Entre os estados favoráveis estão Acre, Amazonas, Bahia, Ceará, Espírito Santo, Maranhão, Minas Gerais, Mato Grosso do Sul, Mato Grosso, Piauí, Paraná, Rio Grande do Norte, Rio Grande do Sul, Sergipe e Santa Catarina. Outros, como Alagoas, Amapá, Goiás, Pará, Pernambuco, Rondônia, São Paulo e Tocantins, ainda não se posicionaram, enquanto o Distrito Federal já se manifestou contra a medida.
Nesta terça-feira (31), o ministro da Fazenda, Dario Durigan, afirmou que a proposta deve avançar mesmo sem consenso entre todos os estados e será formalizada por meio de medida provisória ainda nesta semana.
A iniciativa prevê um subsídio de R$ 1,20 por litro de diesel até o fim de maio, dividido igualmente entre União e estados, com R$ 0,60 para cada. O acordo teria validade de dois meses e pode gerar uma perda de arrecadação estimada em cerca de R$ 1,5 bilhão para os estados, compensada por meio do Fundo de Participação dos Estados (FPE).
Diferentemente da proposta inicial, o modelo atual não exige a redução do ICMS sobre o diesel. A medida se soma a outras ações já adotadas pelo governo federal, como a isenção de tributos federais e subsídios anteriores.

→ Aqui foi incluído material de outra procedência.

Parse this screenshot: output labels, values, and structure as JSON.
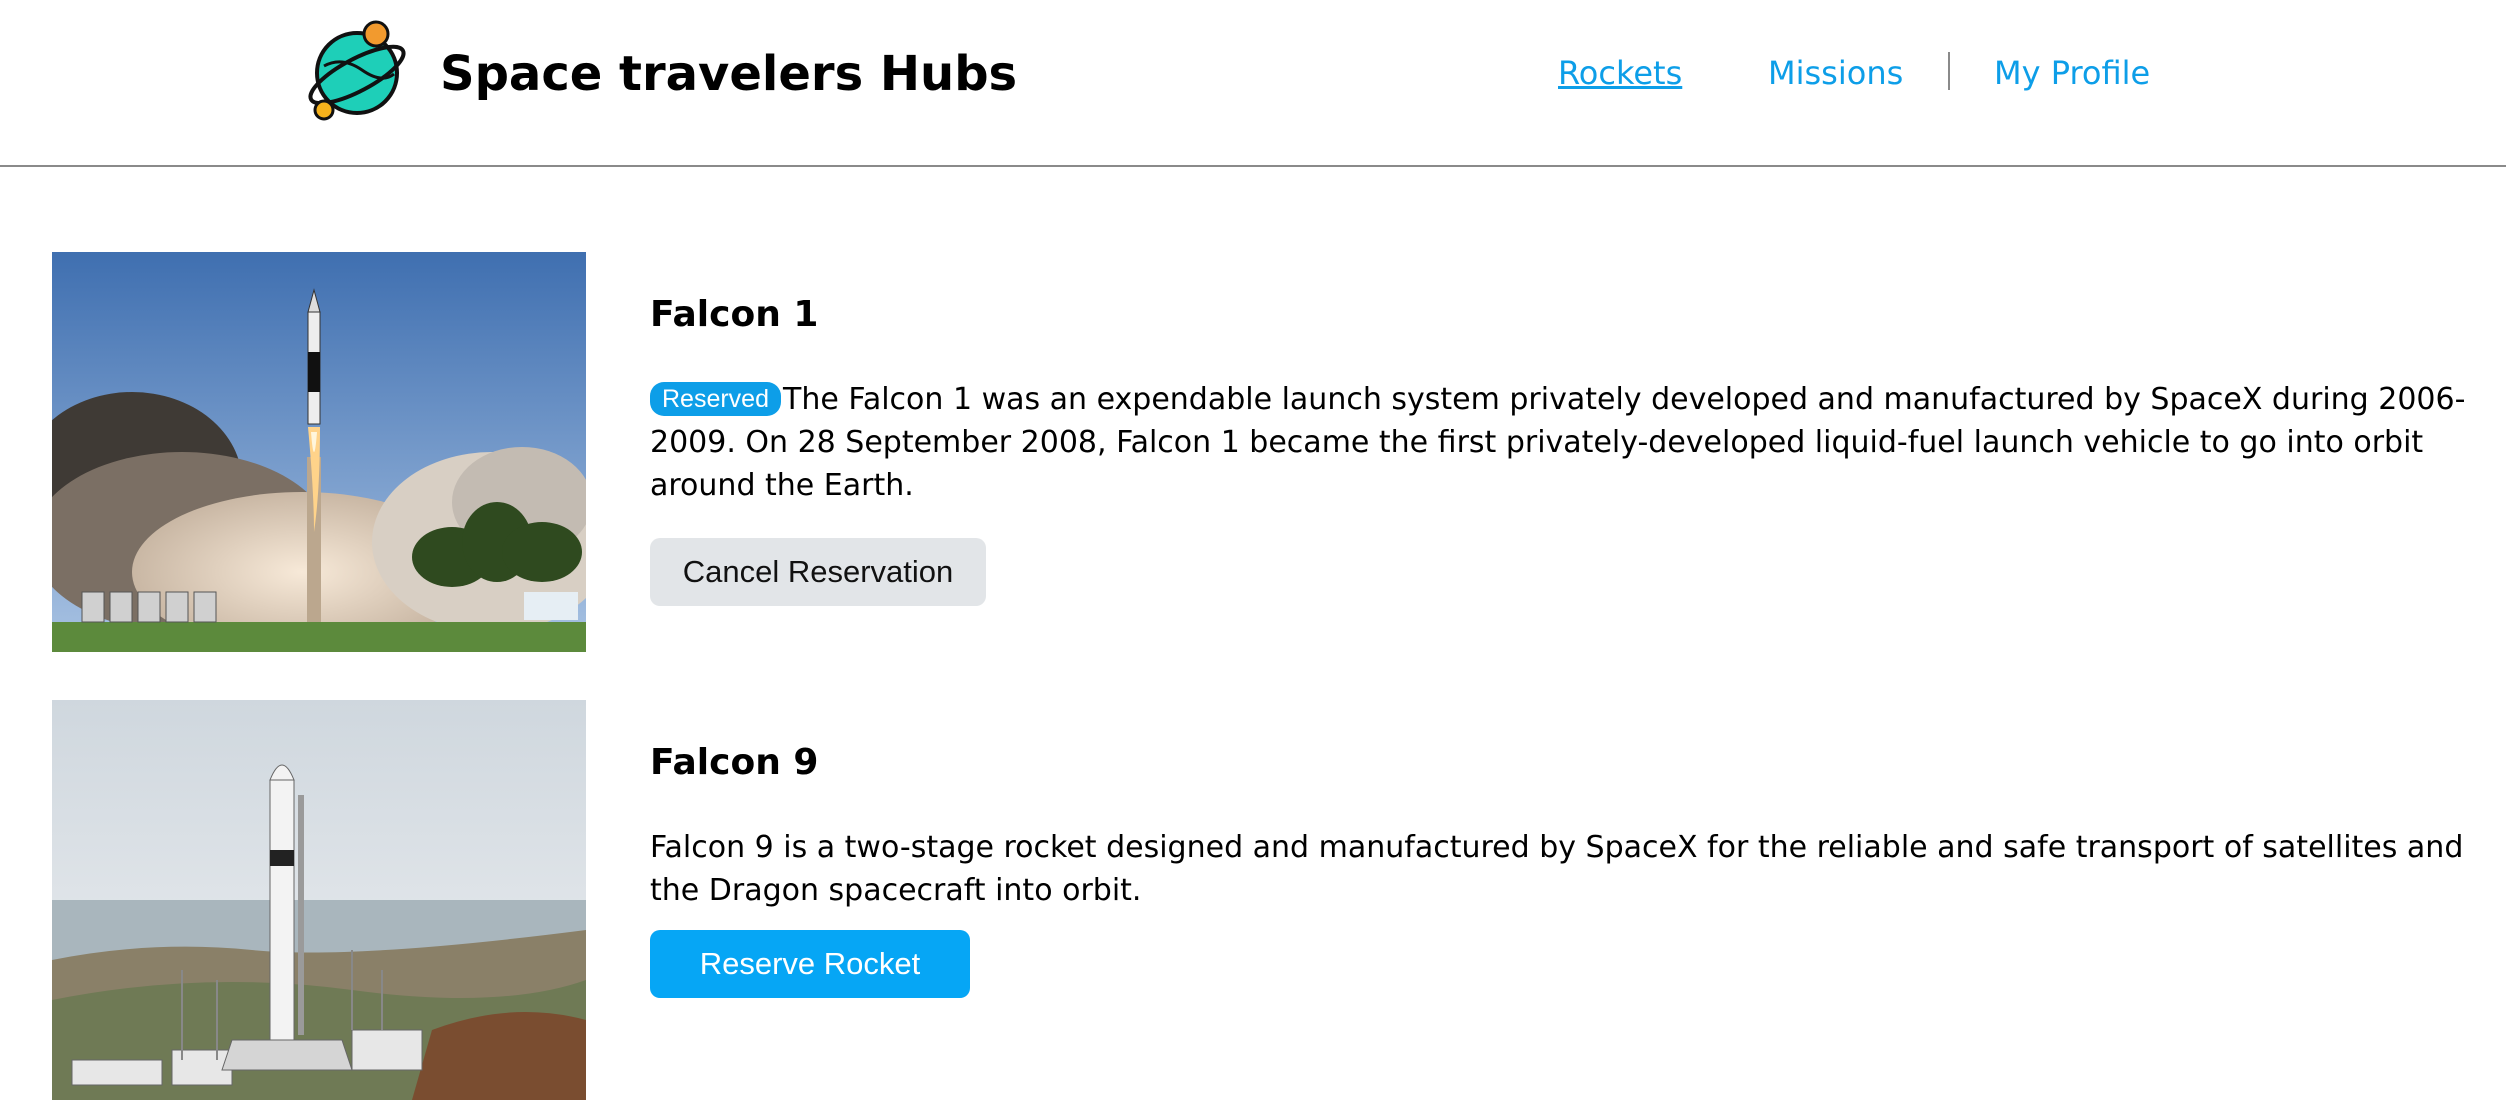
{
  "header": {
    "brand": "Space travelers Hubs",
    "logo_icon": "planet-icon",
    "nav": [
      {
        "label": "Rockets",
        "active": true
      },
      {
        "label": "Missions",
        "active": false
      },
      {
        "label": "My Profile",
        "active": false
      }
    ]
  },
  "colors": {
    "accent": "#0d9ee8",
    "reserve_button": "#06a6f5",
    "cancel_button": "#e2e5e8",
    "divider": "#8a8a8a"
  },
  "rockets": [
    {
      "name": "Falcon 1",
      "reserved": true,
      "badge": "Reserved",
      "description": "The Falcon 1 was an expendable launch system privately developed and manufactured by SpaceX during 2006-2009. On 28 September 2008, Falcon 1 became the first privately-developed liquid-fuel launch vehicle to go into orbit around the Earth.",
      "button_label": "Cancel Reservation",
      "image_icon": "rocket-launch-photo"
    },
    {
      "name": "Falcon 9",
      "reserved": false,
      "description": "Falcon 9 is a two-stage rocket designed and manufactured by SpaceX for the reliable and safe transport of satellites and the Dragon spacecraft into orbit.",
      "button_label": "Reserve Rocket",
      "image_icon": "rocket-pad-photo"
    }
  ]
}
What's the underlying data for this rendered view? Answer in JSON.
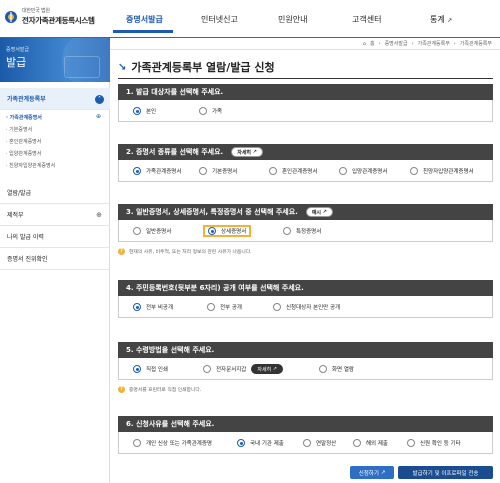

O tema foi discutido recentemente em reunião entre representantes do Comitê Nacional de Secretários de Fazenda e do Conselho Nacional de Política Fazendária, realizada em São Paulo, com a participação do secretário-executivo do Ministério da Fazenda, Rogério Ceron.
Segundo Ceron, a alta do petróleo no mercado internacional tem pressionado o preço do diesel, impactando diretamente setores como transporte, logística e produção rural, com reflexos em toda a economia.